According to star Adrian Paul in Highlander: The Watchers Guide, by Maureen Russel, Highlander "has such an interesting premise: Immortals dealing with human problems and human morals."
"We always deal with consequence. The show is about consequences. And the show is about nobody gets away with anything. It always comes back to you. You always have to deal with the consequences of an act of violence, of a lie, of telling the truth. It's about moral issues," says Jim Byrnes, who plays Joe Dawson. Joe Dawson is Duncan's watcher, and circumstances force them to meet, and they become good friends. It's against the watcher's rules, but Joe had no other choice at the time (The Renegade Watchers had killed a friend of Duncan's, and Duncan was going to destroy all Watcher's because he didn't know they weren't all bad), later Joe is tried for it, found guilty, and ordered executed, but his execution gets interrupted, and, well, that's another story…suffice it to say Joe's still alive and with the Watchers.

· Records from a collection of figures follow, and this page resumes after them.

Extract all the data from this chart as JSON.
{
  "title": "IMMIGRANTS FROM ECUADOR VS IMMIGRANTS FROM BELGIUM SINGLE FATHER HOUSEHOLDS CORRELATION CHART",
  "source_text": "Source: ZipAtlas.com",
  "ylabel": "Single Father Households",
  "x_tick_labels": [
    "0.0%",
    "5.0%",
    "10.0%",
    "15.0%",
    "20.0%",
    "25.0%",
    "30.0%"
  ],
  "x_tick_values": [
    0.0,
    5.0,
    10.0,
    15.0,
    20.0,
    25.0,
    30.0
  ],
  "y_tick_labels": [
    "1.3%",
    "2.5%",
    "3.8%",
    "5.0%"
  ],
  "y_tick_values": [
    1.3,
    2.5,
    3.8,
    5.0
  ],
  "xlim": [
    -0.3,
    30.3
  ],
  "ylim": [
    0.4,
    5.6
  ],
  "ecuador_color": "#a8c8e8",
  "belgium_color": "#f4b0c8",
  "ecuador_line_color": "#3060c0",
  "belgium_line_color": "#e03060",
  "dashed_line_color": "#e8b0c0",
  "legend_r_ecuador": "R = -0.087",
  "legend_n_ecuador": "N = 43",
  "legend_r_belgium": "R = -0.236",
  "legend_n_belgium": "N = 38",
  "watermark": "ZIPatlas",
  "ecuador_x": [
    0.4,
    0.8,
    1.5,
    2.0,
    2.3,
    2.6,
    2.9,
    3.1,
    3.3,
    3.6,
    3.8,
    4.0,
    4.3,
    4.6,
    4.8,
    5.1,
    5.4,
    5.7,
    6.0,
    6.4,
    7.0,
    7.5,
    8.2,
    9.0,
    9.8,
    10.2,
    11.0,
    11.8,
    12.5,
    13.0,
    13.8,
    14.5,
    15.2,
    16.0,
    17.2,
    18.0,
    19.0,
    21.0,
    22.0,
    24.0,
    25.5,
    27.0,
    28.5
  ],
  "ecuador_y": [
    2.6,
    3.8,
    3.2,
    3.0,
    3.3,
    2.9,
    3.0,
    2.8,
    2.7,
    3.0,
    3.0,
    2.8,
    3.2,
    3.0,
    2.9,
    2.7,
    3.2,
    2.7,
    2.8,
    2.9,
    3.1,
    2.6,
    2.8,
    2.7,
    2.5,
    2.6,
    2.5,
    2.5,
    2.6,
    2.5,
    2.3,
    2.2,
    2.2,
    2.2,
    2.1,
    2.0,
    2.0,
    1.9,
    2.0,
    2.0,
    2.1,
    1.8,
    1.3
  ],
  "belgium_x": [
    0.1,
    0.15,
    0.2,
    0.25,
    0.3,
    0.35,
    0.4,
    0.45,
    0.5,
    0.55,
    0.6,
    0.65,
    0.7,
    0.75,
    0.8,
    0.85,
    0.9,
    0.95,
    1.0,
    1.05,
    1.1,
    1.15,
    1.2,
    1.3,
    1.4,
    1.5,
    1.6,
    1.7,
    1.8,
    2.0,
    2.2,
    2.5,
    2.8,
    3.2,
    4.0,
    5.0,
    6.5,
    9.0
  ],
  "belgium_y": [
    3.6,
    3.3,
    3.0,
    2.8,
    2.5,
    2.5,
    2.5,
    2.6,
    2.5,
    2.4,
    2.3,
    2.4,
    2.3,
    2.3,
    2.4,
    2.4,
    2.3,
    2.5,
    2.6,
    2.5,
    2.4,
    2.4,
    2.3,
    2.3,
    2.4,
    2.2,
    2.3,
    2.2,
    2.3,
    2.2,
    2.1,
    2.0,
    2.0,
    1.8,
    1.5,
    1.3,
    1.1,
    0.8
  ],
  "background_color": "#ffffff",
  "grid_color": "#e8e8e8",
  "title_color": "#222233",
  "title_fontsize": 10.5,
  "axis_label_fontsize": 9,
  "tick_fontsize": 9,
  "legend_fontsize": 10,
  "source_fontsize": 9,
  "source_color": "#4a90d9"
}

Another watcher is Adam Pierson, played by Peter Wingfield. However, this mild-mannered watcher is just an immortal in disguise. In fact, it is Methos, the oldest living immortal.

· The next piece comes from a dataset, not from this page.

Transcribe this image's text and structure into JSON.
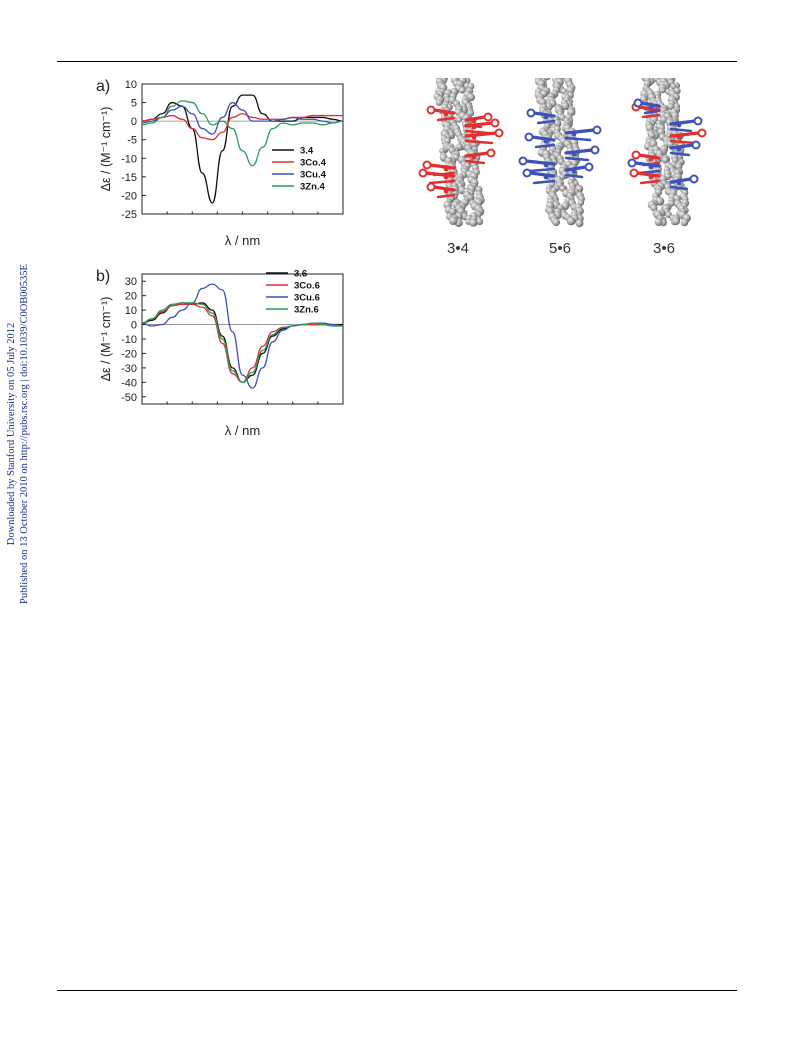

"They are my friends," is Wingfield's explanation. "And I have no comparable experience with a show before. And I would expect none in the future. It is a very rare thing. It is, I have no doubt, the reason for the success of the show. The people in it get on, they work together well, because they like each other, they respect each other."

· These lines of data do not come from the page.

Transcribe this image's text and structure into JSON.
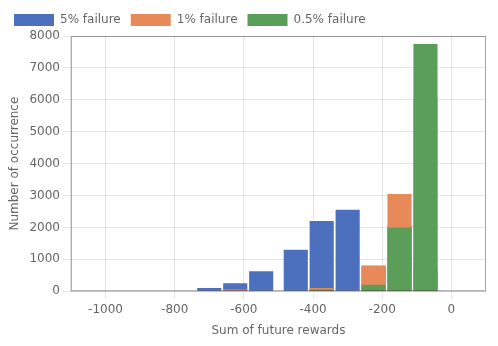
{
  "chart_data": {
    "type": "bar",
    "xlabel": "Sum of future rewards",
    "ylabel": "Number of occurrence",
    "xlim": [
      -1100,
      100
    ],
    "ylim": [
      0,
      8000
    ],
    "xticks": [
      -1000,
      -800,
      -600,
      -400,
      -200,
      0
    ],
    "yticks": [
      0,
      1000,
      2000,
      3000,
      4000,
      5000,
      6000,
      7000,
      8000
    ],
    "grid": true,
    "legend": "upper left",
    "series": [
      {
        "name": "5% failure",
        "color": "#4c6fbe",
        "x": [
          -700,
          -625,
          -550,
          -450,
          -375,
          -300,
          -225,
          -150,
          -75
        ],
        "values": [
          100,
          250,
          625,
          1300,
          2200,
          2550,
          800,
          2050,
          725
        ]
      },
      {
        "name": "1% failure",
        "color": "#e8895a",
        "x": [
          -625,
          -375,
          -225,
          -150,
          -75
        ],
        "values": [
          50,
          100,
          800,
          3050,
          6050
        ]
      },
      {
        "name": "0.5% failure",
        "color": "#5a9e5a",
        "x": [
          -375,
          -225,
          -150,
          -75
        ],
        "values": [
          50,
          200,
          2000,
          7750
        ]
      }
    ]
  }
}
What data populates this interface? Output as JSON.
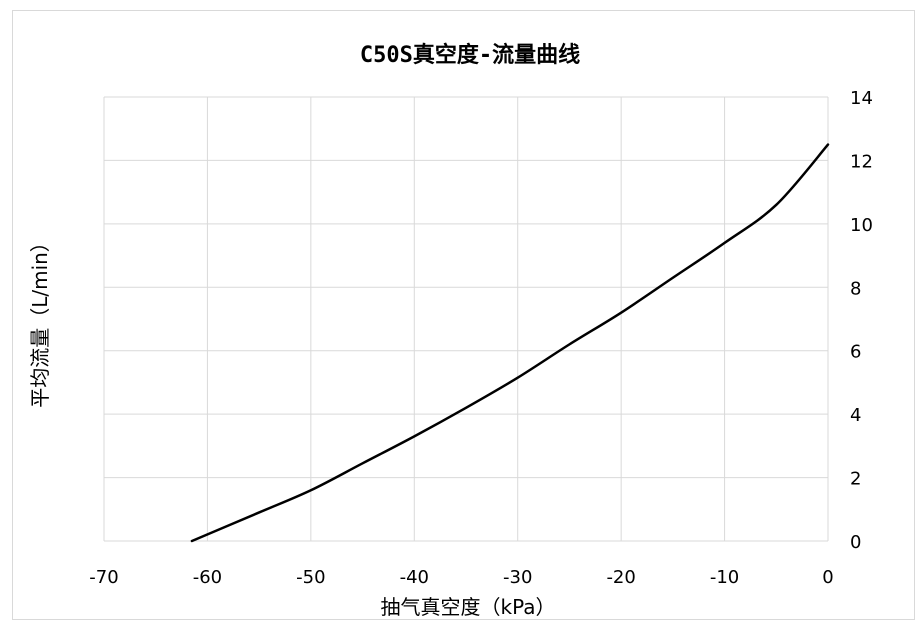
{
  "chart_data": {
    "type": "line",
    "title": "C50S真空度-流量曲线",
    "xlabel": "抽气真空度（kPa）",
    "ylabel": "平均流量（L/min）",
    "xlim": [
      -70,
      0
    ],
    "ylim": [
      0,
      14
    ],
    "x_ticks": [
      "-70",
      "-60",
      "-50",
      "-40",
      "-30",
      "-20",
      "-10",
      "0"
    ],
    "y_ticks": [
      "0",
      "2",
      "4",
      "6",
      "8",
      "10",
      "12",
      "14"
    ],
    "y_axis_side": "right",
    "grid": true,
    "legend": false,
    "line_color": "#000000",
    "grid_color": "#d9d9d9",
    "series": [
      {
        "x": [
          -61.5,
          -55,
          -50,
          -45,
          -40,
          -35,
          -30,
          -25,
          -20,
          -15,
          -10,
          -5,
          0
        ],
        "y": [
          0.0,
          0.9,
          1.6,
          2.45,
          3.3,
          4.2,
          5.15,
          6.2,
          7.2,
          8.3,
          9.4,
          10.6,
          12.5
        ]
      }
    ]
  }
}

Perhaps the show has such a following because of friendship. Not just the friendship of the actors on the show, but of us, the viewers. I am a member of a list serve, the DFW (Duncan Flag Wavers), I post on the Rysher forum, and I am in fan clubs. I have noticed great camaraderie among Highlander fans. And this camaraderie knows no ages. I have friend on the 'net as old as 77. "The show was wonderful," says Beth King, "but the friends I've made and the enthusiasm I've experienced with people is the best part of Highlander. It will be a part of my life for years to come. I don't think I can say this of any other TV show that I've seen since 1954 when I watched American Bandstand on a fuzzy black and white TV screen in the front room of the rural farmhouse that I grew up in."
"With others to 'enthuse' with, HL became even more for me," adds "SBO." "At the tender age of 40, I joined my first fan club-ever…and now I am a month away from attending my first (and hopefully not last) Highlander convention!"
Why does Highlander have such a worldwide cult following. Is it the questions it poses, the morality issues, the history, the romance, the friendship? I think it's all of these amalgamated. In any case, as MacLeods and Queen so eloquently stated, "It's a kind of magic."